First, Assistant Secretary Steele discussed the role of cloud computing and cloud service providers (CSPs) in supporting financial institutions’ work, following the Department’s release of a February report which discussed the financial sector’s adoption of cloud services. Assistant Secretary Steele indicated, among other things, that while cloud services can offer more scalable and flexible solutions for financial services institutions to store and manage their data, financial institutions have struggled to understand clearly and implement the cloud services they are purchasing from large, market-dominating CSPs.

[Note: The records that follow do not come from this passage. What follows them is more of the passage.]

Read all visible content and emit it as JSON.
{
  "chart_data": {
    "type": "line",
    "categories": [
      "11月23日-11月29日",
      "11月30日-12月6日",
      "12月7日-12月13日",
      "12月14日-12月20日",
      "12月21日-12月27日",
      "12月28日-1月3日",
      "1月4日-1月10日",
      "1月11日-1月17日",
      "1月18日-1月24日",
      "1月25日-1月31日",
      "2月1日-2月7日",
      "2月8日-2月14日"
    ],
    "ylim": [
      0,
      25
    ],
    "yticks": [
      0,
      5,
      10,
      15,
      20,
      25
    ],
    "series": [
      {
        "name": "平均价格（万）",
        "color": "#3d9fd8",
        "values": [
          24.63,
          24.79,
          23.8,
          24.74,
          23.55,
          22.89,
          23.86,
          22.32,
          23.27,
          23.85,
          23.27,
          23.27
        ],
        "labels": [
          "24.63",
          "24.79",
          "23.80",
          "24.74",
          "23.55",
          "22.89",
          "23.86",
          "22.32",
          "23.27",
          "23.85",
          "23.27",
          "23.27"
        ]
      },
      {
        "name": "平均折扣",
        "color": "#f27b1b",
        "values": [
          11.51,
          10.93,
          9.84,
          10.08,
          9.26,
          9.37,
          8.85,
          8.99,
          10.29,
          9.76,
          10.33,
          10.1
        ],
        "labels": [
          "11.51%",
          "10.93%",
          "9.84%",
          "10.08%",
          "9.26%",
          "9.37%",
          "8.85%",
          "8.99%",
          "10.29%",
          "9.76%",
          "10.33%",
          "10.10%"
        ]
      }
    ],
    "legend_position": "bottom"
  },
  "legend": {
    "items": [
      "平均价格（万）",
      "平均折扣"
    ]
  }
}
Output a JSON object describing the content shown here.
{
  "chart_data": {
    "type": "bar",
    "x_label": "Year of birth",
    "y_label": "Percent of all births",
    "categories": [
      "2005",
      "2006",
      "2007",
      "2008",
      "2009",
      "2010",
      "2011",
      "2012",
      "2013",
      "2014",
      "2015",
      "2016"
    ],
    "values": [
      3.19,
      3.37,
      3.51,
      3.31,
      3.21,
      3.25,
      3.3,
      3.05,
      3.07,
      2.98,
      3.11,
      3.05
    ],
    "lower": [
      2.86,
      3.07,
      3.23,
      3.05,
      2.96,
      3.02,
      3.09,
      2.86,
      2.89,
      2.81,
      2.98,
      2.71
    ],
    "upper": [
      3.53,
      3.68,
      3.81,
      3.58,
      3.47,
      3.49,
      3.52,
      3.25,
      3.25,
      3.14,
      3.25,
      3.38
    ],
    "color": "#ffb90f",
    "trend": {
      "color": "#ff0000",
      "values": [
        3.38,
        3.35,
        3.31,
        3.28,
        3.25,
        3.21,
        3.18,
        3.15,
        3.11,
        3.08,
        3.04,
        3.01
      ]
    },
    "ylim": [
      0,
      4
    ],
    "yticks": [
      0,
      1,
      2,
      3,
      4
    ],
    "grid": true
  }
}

Assistant Secretary Steele stated that the Department is working toward a model that will allow financial institutions to “unbundle” cloud service packages so that financial institutions can provide more individualized services.
Next, Assistant Secretary Steele discussed the potential advantages and disadvantages of the use of AI among financial institutions, which use AI for tasks including credit underwriting, fraud prevention, and document review. Among the benefits AI offers to financial institutions are reduced costs, improved performance, and the identification of complex relationships. The risks of AI, according to Assistant Secretary Steele, fall into three categories: (i) the design of AI, which can raise discrimination concerns, such as in consumer lending; (ii) how humans implement AI, including the possible overreliance on AI to render financial decisions; and (iii) operational and cyber risks, including the dangers around data quality and security, as AI consumes significant volumes of data.
Last, Assistant Secretary Steele discussed how policymakers are addressing privacy and discrimination concerns with AI. He mentioned the White House’s Blueprint for an AI Bill of Rights, which would require, among other things, regular assessment of algorithms for certain disparities and biases. Assistant Secretary Steele also cited regulatory actions that can address the risks of AI, including a CFPB rulemaking under the FCRA and Federal banking agency guidance on third party risk management.